Cuba's History in Brief
Currently, the Republic of Cuba is the most populated island in the Caribbean with over 11 million people. Christopher Columbus stumbled on the island back in 1492 and immediately claimed it in the name of Spain.
It stayed under Spain's rule until the Spanish-American war ended in the late 1800s. It broke off from the US in 1902 to form its own nation. By the mid-1900s, the US-supported dictator, Fulgencio Batista y Zaldívar, was overthrown after a successful six-year revolution. That revolution, appropriately dubbed the "Cuban Revolution," was led by Fidel Castro and aided by the ever-famous Ernesto "Che" Guevara. Che didn't make it, but Castro stuck around for quite some time.

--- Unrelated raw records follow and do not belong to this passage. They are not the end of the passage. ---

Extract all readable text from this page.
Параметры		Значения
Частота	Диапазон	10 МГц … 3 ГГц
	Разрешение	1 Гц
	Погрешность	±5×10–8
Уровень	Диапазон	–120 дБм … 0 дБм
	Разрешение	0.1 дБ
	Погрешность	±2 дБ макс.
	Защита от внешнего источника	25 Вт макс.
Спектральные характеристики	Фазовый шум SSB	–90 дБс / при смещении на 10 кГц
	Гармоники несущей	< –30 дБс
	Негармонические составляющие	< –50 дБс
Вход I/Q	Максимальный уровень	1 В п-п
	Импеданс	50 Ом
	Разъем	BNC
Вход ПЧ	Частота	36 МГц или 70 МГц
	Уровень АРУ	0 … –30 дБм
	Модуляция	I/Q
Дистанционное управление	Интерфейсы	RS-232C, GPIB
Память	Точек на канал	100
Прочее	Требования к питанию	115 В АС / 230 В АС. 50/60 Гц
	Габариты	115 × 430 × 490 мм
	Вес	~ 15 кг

With Castro leading first as prime minister and then president for the some five decades that followed, the country's global and economic ranking as a communist nation has been less than stellar. Cited as a nation that violates human rights and restricts basic freedoms, Cuba's relationship with the "free world" has been strained to say the least.
In early 2008, Raúl Castro, Fidel's brother, took over and relations between the Cuban government, its people and the world has been changing ever since. President Barack Obama's administration has worked to reduce restrictions and ease relations between the two countries, but, so far, the embargoes remain. Obama, however, has made talk of a "new beginning."